Brivaracetam augments short‐term depression and slows vesicle recycling

Summary Objective Brivaracetam ( BRV ) decreases seizure activity in a number of epilepsy models and binds to the synaptic vesicle glycoprotein 2A ( SV 2A) with a higher affinity than the antiepileptic drug levetiracetam ( LEV ). Experiments were performed to determine if BRV acted similarly to LEV to induce or augment short‐term depression ( STD ) under high‐frequency neuronal stimulation and slow synaptic vesicle recycling. Methods Electrophysiologic field excitatory postsynaptic potential (f EPSP ) recordings were made from CA 1 synapses in rat hippocampal slices loaded with BRV or LEV during intrinsic activity or with BRV actively loaded during hypertonic stimulation. STD was examined in response to 5 or 40 Hz stimulus trains. Presynaptic release of FM 1‐43 was visualized using two‐photon microscopy to assess drug effects upon synaptic vesicle mobilization. Results When hippocampal slices were incubated in 0.1–30 μ m BRV or 30 μ m –1 m m LEV for 3 h, the relative CA 1 field EPSP s decreased over the course of a high‐frequency train of stimuli more than for control slices. This STD was frequency‐ and concentration‐dependent, with BRV being 100‐fold more potent than LEV . The extent of STD depended on the length of the incubation time for both drugs.
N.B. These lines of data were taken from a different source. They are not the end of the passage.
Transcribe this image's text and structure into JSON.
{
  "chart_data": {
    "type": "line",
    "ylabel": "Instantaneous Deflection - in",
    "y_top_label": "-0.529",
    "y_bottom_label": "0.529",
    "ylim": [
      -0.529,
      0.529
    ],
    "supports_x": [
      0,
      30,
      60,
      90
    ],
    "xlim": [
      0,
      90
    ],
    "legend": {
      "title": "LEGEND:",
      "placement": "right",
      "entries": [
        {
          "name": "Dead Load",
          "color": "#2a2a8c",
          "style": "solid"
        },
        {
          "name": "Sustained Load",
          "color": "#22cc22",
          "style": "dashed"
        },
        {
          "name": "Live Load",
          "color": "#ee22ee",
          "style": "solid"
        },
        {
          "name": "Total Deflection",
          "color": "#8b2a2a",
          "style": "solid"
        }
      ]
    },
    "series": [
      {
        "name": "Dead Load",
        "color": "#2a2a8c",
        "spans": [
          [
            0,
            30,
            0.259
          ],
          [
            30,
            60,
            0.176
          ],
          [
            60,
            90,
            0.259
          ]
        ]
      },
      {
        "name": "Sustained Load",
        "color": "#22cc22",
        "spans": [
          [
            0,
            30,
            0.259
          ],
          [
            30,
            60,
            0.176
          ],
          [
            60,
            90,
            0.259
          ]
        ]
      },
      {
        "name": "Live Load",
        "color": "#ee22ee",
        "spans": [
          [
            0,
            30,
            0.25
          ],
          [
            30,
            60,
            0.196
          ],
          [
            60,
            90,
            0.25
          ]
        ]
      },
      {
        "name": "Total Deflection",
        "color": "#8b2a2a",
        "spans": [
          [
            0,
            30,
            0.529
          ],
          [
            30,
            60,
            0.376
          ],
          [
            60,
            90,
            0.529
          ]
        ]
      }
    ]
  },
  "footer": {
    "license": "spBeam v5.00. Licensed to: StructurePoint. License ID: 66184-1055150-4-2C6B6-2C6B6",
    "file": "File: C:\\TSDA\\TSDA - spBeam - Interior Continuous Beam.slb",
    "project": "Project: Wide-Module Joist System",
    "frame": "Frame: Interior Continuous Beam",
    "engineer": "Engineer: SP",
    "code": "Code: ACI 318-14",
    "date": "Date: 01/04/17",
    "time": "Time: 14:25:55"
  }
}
Pretreatment with LEV occluded the effects of BRV . Repeated hypertonic sucrose treatments and train stimulation successfully unloaded BRV from recycling vesicles and reversed BRV s effects on STD , as previously reported for LEV . At their maximal concentrations, BRV slowed FM 1‐43 release to a greater extent than in slices loaded with LEV during prolonged stimulation. Significance BRV , similar to LEV , entered into recycling synaptic vesicles and produced a frequency‐dependent decrement of synaptic transmission at 100‐fold lower concentrations than LEV . In addition, BRV slowed synaptic vesicle mobilization more effectively than LEV , suggesting that these drugs may modify multiple functions of the synaptic vesicle protein SV 2A to curb synaptic transmission and limit epileptic activity.